In the event you’re aspiring and at the moment interviewing for roles equivalent to information scientists, information analysts, and information engineers then you might be more likely to encounter a number of technical interviews that require dwell coding, often involving SQL. Whereas later interviews would possibly require completely different programming languages like Python, which is frequent within the information area, let’s concentrate on the everyday SQL questions that I’ve encountered throughout these interviews. For the aim of this dialogue, I’ll assume that you simply’re already acquainted with basic SQL ideas equivalent to SELECT
, FROM
, WHERE
, in addition to mixture capabilities like SUM
and COUNT
. Let’s get into the specifics!
1. Mastering Joins and Desk Varieties
Indisputably, the commonest SQL query is round desk joins.
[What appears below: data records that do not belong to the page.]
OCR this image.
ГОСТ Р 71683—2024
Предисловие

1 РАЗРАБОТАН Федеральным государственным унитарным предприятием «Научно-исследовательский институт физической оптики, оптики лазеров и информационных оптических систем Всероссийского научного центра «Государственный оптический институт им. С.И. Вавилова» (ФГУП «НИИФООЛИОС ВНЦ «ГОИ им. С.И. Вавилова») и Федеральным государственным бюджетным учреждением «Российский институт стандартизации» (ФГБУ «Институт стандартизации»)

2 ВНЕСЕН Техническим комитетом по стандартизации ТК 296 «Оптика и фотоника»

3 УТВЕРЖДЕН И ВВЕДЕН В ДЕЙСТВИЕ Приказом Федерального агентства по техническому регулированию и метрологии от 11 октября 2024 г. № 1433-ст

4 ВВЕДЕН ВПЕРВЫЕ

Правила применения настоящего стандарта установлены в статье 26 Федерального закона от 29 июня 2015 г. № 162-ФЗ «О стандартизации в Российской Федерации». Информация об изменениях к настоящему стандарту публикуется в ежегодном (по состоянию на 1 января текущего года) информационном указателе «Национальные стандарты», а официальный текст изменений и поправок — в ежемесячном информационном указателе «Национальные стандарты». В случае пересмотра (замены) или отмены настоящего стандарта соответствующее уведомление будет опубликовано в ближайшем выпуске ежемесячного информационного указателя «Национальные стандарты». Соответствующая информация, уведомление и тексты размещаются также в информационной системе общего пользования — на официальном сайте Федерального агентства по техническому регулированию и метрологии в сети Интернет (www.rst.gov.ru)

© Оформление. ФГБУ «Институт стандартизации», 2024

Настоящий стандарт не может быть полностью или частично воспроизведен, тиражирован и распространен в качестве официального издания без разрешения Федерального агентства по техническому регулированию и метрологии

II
It may appear too apparent, however each interview I’ve participated in has centered round this subject. You must really feel comfy with inside joins and left joins. Moreover, proficiency in dealing with self-joins and unions is efficacious. Equally essential is the flexibility to execute these joins throughout completely different desk sorts, significantly reality and dimension tables. Listed below are my unfastened definitions for these two phrases:
Truth Desk: A desk containing quite a few rows however comparatively few attributes or columns. Think about an instance the place a web-based retailer maintains an “orders” desk with columns like: date, customer_id, order_id, product_id, items, quantity
. This desk has few attributes however incorporates an enormous quantity of data.
Dimension Desk: A dimensional desk with fewer rows but many attributes. As an example, the identical on-line retailer’s “buyer” desk would possibly maintain one row per buyer, that includes attributes equivalent to customer_id, first_name, last_name, ship_street_addr, ship_zip_code
and extra.
Understanding these two major desk sorts is essential. It’s essential to know why and learn how to merge reality and dimension tables to make sure correct outcomes. Let’s think about a real-world instance: the interview query presents two tables (“orders” and “buyer”) and asks:
What number of clients have bought at the least 3 items of their lifetime and have a delivery zip code of 90210?